International career
- 1952–1958: Yugoslavia / 8 / (0)

Managerial career
- 1969: Germania Eich
- 1974: Wormatia Worms

= Slavko Stojanović =

Croatian footballer

Slavko "Vavo" Stojanović (1 June 1930 – 3 December 2012) was a Croatian football goalkeeper.

==Club career==
Stojanović started playing in his hometown clubs Udarnik and Proleter, the predecessors of today's NK Osijek, before moving to Belgrade, in 1952, to play in FK Partizan where he would play until 1960, winning three national Cups, in 1952, 1954 and 1957 and playing a total of 382 matches, 135 First League, and even scoring one goal in the 1956–57 season.

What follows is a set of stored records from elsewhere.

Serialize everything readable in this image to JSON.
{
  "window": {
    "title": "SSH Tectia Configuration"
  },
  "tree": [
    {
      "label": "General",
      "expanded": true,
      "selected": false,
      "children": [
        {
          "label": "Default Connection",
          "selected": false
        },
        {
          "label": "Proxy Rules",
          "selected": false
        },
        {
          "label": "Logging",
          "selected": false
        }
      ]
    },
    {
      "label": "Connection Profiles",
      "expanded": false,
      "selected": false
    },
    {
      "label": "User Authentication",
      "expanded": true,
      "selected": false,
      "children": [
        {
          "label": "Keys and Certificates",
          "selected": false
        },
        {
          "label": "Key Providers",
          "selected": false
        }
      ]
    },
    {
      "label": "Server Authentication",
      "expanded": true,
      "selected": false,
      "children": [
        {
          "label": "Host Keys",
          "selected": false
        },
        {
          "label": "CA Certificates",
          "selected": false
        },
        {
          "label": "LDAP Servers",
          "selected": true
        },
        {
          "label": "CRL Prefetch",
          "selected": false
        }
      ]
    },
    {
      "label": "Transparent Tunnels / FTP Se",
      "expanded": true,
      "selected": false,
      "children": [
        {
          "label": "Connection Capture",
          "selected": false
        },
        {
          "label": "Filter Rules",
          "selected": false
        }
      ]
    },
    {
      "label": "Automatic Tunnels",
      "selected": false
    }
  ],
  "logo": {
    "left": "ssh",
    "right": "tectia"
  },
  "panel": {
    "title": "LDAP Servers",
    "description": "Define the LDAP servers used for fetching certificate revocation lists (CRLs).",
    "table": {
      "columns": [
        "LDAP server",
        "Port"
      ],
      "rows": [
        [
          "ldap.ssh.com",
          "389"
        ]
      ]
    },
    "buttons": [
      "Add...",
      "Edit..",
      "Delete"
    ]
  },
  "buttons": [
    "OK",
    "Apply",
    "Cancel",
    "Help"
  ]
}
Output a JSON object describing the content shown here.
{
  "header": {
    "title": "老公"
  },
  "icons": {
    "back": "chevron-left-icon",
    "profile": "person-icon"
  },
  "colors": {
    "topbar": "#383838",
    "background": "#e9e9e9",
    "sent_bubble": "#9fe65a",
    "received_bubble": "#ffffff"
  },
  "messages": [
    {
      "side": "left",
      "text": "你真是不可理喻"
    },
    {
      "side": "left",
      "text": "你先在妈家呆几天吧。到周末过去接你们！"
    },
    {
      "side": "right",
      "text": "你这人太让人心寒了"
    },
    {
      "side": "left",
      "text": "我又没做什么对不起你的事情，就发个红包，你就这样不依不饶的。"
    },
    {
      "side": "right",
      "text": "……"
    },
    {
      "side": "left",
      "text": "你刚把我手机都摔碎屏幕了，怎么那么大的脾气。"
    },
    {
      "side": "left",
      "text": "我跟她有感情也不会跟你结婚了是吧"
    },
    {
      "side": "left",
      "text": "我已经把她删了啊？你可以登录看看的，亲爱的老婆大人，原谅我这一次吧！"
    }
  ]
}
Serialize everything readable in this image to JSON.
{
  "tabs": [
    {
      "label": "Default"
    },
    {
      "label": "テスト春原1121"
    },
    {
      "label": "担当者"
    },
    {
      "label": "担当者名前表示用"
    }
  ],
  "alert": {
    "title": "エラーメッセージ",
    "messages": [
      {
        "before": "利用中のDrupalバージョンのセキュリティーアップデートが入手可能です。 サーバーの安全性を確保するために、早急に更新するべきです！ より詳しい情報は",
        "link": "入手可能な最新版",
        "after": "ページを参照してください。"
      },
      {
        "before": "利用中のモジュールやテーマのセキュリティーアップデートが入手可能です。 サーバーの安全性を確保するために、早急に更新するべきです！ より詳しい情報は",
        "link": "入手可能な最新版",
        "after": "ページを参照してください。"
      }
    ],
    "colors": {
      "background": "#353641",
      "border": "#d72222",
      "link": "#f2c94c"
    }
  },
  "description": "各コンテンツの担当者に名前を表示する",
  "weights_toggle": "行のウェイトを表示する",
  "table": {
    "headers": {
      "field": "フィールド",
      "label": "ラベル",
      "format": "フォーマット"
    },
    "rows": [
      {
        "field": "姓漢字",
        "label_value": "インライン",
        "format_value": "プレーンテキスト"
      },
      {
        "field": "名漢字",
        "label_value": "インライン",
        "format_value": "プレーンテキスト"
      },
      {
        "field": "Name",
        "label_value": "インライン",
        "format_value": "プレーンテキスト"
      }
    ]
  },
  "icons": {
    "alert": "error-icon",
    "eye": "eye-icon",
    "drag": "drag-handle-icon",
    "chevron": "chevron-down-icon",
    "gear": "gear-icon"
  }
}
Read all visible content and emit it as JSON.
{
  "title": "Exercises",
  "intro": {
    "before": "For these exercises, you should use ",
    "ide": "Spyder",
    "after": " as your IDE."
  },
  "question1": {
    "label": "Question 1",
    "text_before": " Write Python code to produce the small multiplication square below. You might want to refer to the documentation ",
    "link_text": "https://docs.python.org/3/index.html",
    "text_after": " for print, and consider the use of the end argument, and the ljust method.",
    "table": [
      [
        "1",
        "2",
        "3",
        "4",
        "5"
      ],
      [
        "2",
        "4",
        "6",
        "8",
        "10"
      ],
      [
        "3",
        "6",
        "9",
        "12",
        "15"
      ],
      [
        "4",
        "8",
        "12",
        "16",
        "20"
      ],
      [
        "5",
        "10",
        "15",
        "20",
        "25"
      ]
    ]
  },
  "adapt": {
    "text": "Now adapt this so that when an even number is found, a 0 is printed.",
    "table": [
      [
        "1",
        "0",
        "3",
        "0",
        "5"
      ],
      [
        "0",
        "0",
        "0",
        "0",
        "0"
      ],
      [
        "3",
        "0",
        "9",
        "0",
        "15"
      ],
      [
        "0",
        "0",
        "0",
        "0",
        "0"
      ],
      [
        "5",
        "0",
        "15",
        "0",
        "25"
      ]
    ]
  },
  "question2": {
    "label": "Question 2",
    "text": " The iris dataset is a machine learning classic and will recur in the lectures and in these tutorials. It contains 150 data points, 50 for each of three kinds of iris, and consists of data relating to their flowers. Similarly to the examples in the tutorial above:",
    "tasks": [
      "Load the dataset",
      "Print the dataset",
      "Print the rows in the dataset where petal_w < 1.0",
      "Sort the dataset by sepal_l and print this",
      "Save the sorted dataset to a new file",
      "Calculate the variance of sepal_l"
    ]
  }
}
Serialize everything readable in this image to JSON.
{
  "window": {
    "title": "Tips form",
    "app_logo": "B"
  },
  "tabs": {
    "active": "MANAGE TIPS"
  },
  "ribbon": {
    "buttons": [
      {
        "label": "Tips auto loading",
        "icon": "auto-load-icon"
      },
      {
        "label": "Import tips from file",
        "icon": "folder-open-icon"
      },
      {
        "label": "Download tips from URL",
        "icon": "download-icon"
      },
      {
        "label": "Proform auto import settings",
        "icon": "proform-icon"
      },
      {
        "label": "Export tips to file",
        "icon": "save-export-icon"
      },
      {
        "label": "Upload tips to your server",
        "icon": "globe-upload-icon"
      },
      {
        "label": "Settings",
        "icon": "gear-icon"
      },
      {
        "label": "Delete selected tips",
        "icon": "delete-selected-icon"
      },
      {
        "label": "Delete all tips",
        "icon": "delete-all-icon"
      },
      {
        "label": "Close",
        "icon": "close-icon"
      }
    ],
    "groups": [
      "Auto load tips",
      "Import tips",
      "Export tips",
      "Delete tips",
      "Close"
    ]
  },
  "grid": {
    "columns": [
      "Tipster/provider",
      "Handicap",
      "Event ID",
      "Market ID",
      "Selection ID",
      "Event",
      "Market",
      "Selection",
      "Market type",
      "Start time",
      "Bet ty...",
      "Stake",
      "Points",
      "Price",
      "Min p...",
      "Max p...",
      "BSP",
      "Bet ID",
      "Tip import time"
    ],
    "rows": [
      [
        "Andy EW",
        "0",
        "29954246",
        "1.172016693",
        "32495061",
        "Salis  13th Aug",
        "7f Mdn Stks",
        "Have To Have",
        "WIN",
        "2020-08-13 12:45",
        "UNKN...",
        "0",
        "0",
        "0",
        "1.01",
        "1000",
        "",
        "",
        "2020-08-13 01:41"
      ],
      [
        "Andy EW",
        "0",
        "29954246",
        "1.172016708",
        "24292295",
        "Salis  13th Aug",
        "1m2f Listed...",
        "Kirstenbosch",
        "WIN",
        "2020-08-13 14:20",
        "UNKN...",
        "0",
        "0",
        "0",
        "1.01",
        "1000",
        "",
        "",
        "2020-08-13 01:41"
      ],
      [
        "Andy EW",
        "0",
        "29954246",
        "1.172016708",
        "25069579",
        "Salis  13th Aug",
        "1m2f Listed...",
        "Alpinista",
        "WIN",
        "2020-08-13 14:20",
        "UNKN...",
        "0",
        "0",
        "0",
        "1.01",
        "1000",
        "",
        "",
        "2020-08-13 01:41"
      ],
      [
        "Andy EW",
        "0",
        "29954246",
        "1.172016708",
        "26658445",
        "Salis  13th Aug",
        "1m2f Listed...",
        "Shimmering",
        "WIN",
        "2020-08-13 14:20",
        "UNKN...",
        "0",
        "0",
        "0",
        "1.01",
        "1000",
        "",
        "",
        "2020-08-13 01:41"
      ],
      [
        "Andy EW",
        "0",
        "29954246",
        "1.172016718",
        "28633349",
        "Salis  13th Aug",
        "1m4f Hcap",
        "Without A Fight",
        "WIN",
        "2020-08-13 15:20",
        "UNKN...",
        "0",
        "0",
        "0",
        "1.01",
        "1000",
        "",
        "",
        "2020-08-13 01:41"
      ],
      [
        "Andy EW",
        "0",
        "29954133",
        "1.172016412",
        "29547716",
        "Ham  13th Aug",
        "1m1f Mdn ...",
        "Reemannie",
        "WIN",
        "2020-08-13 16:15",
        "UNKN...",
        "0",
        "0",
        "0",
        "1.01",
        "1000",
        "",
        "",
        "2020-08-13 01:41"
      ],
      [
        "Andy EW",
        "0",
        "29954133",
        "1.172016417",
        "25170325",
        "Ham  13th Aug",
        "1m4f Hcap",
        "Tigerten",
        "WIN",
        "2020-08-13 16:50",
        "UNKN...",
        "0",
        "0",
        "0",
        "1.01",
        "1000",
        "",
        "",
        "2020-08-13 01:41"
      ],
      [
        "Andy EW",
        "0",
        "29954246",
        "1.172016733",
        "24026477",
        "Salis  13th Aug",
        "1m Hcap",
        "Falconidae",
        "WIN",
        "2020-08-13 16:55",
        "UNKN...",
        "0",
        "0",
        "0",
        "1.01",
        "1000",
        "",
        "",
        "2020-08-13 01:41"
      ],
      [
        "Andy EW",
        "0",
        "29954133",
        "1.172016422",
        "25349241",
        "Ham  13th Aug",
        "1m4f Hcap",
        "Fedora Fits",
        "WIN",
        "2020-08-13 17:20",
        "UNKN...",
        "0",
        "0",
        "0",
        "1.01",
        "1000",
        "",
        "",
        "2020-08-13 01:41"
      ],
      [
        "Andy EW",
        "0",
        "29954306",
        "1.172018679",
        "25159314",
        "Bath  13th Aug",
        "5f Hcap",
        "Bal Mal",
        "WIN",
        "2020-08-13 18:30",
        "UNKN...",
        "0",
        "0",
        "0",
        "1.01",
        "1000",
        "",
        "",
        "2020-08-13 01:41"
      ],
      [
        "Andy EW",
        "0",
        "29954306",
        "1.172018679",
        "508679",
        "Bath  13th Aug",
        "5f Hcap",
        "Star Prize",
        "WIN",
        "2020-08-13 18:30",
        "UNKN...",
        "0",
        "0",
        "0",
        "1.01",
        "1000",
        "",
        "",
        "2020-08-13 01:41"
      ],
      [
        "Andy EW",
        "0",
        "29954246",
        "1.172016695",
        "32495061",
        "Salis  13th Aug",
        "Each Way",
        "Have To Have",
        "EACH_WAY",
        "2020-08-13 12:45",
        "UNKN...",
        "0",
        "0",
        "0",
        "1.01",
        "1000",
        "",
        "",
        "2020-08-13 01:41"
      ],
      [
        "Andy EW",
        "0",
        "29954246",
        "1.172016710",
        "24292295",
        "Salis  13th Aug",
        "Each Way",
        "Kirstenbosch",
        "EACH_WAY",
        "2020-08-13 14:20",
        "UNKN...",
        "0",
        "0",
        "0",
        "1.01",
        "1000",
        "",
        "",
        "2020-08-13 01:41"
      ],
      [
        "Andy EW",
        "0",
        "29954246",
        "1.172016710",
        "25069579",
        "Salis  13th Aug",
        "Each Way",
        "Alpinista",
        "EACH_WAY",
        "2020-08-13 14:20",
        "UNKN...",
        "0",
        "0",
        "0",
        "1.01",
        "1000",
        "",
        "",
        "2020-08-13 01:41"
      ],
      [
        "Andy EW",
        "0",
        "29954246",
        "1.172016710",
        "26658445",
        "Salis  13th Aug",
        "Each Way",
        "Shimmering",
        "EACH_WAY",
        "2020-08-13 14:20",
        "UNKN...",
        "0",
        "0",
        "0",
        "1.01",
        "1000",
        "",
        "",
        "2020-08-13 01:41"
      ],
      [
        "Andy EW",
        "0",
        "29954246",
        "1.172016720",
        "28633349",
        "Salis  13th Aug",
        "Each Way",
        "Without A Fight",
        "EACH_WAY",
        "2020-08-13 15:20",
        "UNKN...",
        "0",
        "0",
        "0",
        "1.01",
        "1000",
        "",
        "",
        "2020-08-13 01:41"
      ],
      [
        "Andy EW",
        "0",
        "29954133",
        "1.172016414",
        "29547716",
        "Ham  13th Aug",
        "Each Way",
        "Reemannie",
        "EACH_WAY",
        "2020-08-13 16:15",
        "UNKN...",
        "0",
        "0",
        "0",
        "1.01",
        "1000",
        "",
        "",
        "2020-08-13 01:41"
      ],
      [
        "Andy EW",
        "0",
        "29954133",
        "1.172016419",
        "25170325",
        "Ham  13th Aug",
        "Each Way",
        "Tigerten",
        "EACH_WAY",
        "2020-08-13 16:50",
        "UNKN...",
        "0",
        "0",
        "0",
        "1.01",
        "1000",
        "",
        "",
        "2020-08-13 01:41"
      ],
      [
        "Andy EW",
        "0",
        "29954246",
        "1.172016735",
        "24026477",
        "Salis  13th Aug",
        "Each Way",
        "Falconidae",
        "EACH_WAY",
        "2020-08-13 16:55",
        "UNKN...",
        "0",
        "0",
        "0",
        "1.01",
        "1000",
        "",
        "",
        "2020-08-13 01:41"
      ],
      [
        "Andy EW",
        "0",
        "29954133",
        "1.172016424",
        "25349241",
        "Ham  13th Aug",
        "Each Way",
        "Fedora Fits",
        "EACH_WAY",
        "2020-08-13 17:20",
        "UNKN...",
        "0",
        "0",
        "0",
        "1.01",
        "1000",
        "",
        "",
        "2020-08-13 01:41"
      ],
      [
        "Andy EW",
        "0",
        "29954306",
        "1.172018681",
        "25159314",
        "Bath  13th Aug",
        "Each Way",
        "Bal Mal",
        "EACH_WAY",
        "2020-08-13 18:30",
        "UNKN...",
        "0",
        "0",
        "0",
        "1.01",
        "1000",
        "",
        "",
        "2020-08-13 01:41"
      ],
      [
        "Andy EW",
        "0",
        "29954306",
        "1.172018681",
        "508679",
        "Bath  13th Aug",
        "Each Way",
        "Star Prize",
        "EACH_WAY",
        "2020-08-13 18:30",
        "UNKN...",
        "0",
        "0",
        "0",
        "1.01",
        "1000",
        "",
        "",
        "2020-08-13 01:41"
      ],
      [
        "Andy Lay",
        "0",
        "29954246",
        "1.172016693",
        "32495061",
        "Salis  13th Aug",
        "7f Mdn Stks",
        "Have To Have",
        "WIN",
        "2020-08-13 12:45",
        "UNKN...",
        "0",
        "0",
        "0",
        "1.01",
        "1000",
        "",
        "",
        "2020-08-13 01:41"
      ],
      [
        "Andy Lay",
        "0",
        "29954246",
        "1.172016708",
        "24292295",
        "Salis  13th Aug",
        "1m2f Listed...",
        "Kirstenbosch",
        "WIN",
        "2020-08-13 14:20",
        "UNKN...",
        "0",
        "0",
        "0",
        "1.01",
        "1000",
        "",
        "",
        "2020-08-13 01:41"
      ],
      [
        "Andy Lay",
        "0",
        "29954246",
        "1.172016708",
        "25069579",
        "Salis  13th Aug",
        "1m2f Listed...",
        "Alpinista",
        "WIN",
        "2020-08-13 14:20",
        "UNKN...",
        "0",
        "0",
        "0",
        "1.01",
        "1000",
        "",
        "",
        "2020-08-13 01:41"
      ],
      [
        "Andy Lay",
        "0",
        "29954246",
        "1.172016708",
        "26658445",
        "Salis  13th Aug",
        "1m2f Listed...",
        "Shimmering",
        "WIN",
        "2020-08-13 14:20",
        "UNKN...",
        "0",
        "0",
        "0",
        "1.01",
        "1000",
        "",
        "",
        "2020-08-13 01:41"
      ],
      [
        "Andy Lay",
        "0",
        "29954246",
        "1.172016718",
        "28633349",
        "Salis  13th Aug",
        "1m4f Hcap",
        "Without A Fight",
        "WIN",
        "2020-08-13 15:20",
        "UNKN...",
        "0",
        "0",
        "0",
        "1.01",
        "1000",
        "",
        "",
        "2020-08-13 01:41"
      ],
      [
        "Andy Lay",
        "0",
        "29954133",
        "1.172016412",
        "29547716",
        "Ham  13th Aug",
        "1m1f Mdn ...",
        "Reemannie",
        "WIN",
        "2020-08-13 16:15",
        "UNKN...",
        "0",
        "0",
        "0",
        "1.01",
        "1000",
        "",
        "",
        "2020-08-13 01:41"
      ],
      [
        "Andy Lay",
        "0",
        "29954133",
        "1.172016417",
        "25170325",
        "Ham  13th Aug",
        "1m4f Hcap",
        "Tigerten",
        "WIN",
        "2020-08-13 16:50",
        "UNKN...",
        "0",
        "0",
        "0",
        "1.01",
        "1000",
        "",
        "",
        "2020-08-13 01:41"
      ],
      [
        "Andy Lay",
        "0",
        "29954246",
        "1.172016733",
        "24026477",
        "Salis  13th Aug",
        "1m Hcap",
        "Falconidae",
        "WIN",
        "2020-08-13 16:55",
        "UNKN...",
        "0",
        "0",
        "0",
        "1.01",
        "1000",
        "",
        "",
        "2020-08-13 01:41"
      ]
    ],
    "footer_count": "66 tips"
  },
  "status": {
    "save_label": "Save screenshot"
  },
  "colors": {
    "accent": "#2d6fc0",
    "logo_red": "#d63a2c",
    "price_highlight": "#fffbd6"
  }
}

It was in this period that he became known as one of the best country's goalkeepers, receiving, in 1952, his first, of a total of eight, caps for the Yugoslavia national football team. After nine years playing with the "black & whites", in 1960 he moved to another top league club, NK Rijeka, where he would play two seasons, until 1962. Then he decided to move abroad, signing with the 2. German Bundesliga club Wormatia Worms where he would stay until 1969, playing a total of 148 league matches (157 in all competitions) and curiously scoring also once, in the 1963–64 season.

After retiring, he kept his links with football, he had some coaching experiences with low league club Germania Eich, in 1969, right after finishing his playing career, and also with his former club, Wormatia Worms in 1974.

==International career==
Curiously, it was against Austria that Stojanović played both his debut and farewell matches. The first was played in 1952, in Belgrade on 21 September, finishing with a 4–2 win, and the second, the farewell, was played on 14 September 1958, in Vienna, finishing also with a Yugoslav victory, this time by a result of 4–3. Yugoslavia didn't lose any of the eight matches that Stojanović played.